As it stands, reported out of the Senate Envronmental and Public Works (EPW) Committee, the Lieberman-Warner bill represents a Climate InSecurity Act or CISA. Now, a core question:
- What would it take to move it from CISA to a true CSA (Climate Security Act)?
For me, a key question is what would cause severe problems in the coming years for a strengthening of action if (actually when) it is required. If the measure puts a serious roadblock to a stronger bill, to Presidential, or even private action in the future (near or long term), then that is a serious problem.
Thus, the question, does Lieberman-Warner have such problems? And, sadly, the answer remains yes.
First off, Lieberman-Warner has pollution permit giveaways that are valued in the $100s of billions (with some estimates taking this giveaway of some 40% of pollution permits over the next 25 years in the $trillions). The permit giveaways are, well, a very serious issue, they create that sort of roadblock for future action as there is very little chance that a future Congress would be able (willing) to back away or modify this in the coming decade. On principle, there should be zero permit giveaways. They simply result in windfall profits to existing serial polluters. Even with this base principle, in a strong package, a ‘minimal’ amount of permit giveaways would not break this stubborn camel’s back. $100s of billions, however, is not minimal.
Secondly, efforts to introduce a stronger science led basis for the carbon board and controlling the system are quite problemmatic. This might be adaptable in the future, but a much stronger scientific underpinning for the Carbon Board — including the power to strengthen (and not just weaken) the carbon cap — is necessary. And, to not have a lookback provision for keeping warming below a target level (2 degrees) is a critical problem.
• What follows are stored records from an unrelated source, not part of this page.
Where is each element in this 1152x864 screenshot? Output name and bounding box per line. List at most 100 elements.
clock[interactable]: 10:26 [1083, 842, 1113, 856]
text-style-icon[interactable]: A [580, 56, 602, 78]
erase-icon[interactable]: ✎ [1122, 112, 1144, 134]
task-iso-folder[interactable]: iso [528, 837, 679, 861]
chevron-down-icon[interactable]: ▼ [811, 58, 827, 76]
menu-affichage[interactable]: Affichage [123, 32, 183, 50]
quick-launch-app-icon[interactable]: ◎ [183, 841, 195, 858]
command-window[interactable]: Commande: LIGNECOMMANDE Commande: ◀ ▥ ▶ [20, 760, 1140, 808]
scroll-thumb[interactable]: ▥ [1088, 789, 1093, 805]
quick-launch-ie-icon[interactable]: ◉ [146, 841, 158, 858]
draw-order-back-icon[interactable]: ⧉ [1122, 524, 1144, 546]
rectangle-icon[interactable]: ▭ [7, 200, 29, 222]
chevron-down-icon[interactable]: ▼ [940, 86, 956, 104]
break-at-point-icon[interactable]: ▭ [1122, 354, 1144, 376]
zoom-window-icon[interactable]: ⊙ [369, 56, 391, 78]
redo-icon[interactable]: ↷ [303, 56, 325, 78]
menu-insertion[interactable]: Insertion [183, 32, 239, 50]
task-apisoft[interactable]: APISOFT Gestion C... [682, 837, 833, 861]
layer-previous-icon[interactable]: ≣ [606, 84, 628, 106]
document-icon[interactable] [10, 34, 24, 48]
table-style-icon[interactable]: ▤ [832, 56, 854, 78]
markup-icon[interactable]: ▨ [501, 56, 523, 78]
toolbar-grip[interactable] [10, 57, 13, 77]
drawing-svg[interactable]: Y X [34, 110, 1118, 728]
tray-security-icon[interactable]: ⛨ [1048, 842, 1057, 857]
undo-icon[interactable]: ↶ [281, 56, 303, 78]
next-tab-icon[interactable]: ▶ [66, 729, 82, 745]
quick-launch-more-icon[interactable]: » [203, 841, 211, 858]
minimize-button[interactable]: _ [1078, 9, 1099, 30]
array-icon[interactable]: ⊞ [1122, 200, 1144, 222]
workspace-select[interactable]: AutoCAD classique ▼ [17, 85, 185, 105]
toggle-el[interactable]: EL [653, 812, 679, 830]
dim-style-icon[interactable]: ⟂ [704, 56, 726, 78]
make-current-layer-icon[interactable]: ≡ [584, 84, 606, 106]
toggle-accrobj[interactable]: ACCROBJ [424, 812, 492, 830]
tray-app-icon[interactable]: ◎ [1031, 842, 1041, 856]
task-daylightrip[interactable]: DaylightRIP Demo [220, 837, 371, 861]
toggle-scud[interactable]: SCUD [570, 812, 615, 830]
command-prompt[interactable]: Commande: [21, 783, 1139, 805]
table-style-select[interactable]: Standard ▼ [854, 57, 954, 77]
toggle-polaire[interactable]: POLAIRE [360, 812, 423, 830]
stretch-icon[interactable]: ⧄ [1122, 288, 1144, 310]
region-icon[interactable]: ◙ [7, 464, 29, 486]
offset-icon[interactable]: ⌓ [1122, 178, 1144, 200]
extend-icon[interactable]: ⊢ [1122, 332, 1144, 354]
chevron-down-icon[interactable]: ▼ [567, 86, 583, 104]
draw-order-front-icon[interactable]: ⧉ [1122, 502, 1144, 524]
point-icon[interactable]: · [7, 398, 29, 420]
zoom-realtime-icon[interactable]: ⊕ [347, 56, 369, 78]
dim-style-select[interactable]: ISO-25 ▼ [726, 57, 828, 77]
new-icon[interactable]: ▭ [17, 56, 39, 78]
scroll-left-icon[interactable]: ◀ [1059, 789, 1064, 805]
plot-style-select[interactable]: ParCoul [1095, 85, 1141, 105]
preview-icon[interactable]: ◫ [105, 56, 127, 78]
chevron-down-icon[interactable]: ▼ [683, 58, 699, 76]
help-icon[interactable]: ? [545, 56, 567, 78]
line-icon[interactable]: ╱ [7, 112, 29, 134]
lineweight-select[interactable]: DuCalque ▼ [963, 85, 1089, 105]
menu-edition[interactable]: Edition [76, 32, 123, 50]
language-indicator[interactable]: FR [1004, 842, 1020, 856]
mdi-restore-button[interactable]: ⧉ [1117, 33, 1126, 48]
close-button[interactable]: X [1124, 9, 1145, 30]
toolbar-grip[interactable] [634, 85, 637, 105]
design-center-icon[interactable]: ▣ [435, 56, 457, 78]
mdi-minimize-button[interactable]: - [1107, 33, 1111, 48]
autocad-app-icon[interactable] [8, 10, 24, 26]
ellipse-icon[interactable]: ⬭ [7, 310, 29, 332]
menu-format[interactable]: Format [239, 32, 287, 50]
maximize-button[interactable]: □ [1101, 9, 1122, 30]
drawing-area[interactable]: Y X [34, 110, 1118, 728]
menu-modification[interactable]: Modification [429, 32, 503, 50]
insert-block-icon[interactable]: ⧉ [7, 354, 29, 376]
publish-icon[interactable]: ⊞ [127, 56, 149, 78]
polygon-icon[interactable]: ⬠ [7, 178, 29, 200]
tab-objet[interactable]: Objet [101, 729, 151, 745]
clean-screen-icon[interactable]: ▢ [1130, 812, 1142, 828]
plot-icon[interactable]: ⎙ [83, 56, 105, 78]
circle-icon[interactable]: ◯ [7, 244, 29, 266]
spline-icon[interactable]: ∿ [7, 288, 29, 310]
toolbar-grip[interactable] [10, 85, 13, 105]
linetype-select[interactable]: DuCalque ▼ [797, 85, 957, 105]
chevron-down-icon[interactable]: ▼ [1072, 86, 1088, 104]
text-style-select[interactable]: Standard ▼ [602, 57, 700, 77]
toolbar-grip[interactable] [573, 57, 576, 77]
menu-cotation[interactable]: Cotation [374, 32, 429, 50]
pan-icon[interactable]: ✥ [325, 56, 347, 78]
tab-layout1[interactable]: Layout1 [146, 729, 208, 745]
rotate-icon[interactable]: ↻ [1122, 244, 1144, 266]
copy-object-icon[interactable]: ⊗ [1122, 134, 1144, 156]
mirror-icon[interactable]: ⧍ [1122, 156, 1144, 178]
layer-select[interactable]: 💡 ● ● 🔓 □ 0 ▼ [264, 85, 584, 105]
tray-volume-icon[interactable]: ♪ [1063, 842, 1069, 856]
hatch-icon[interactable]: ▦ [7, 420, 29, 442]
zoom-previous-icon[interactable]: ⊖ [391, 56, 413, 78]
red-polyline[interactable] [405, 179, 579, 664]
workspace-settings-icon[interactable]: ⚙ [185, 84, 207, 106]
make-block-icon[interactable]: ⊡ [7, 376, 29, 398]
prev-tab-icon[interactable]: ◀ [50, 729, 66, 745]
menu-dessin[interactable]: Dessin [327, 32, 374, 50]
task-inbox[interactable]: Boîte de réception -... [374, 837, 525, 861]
Third, well, perhaps this can be modified into the future, but the bill has a huge amount of resources (about $3=-400 billion) dedicated at the outset to a technology that is just slightly more than powerpoint thick: carbon capture and sequestration. One might ask whether those $100s of billions are well designated when there have been plans laid out for CCS test programs that range in estimated cost from $8 to 30 billion (from 10 to 30 test facilities). Does the other 90% of the designated resources need to be set aside for CCS before we even know whether it works? A huge amount of resources toward the uncertain payoff of CCS is therefore highly questionable, although that technical/technology bet almost could be readdressed if the tests aren’t panning out. The challenge is, however, that the bill would allow “CCS-ready” plants to go forward well before there is any degree of certainty that CCS is a reasonable option to be pursuing. This could lock in new CO2 spewing Less Dirty Coal plants with then, a decade from now, needing to face a painful choice as to whether to continue to allow them to pollute or to shut them down. Could the $billions (10s, 100s) of capital be better spent on more climate-friendly investments?
The failure of the bill to meet the 80% C02 reduction by 2050 is, somewhat surprisingly to me, relatively low on my priority list for change as long as there is a reasonable set of targets in the coming 15 years. (After all, who other than Rangel is highly likely to still be making legislative decisions 30 years from now?) In other words, getting the ball rolling in the right direction. The science might (I doubt it) show that the 80% was never required or, well, that 80% doesn’t do nearly enough (what I am afraid of). Changing a 42 years from now target … that is a relatively straightforward/easy change. And, the Lieberman-Warner bill has reasonable near term (2020) targets that should be applauded.
But, in the end, the giveaways of so many pollution permits are a reason for very serious concern. Past experience of “giveaways” of public goods under cap and trade (such as the Clean Air Act and the European Cap and Trade) have shown that the giveaways lead to windfall profits and raise the total cost of achieving the objective. We’ve seen similar results with other arenas, like giveaways of public spectrum to broadcasters. The society is better served via a Cap-Auction-Trade, securing some portion of the revenues for addressing the common good.
A market-based climate policy should follow the Energy Three Rs. It should help make using less energy cheaper than using more (reduce). It should make cleaner energy cheaper than dirty energy (renewables). And, it should provide a path for transferring clean up to the most cost effective path (remediate for fossil fuel use).
If the “CAP” gives away a huge part of the revenue stream, it will undercut our society’s ability to ‘reduce’, undercut the ability to move to renewables, and undercut our ability to remediate cost effectively. And, the giveaways undercut the ability to foster a fair and just system to deal with Global Warming and energy challenges.
And, well, going back to the original question, what would it take to make the CISA an acceptable (even if flawed) CSA? That it not incorporate provisions that undercut our future ability to adapt policies to better address energy and global warming challenges. Giving away these tremendous resources, a handout of resources that will not be recovered, is such a provision. And, as long as so many pollution permits are being handed out for free, this remains a Climate InSecurity Act.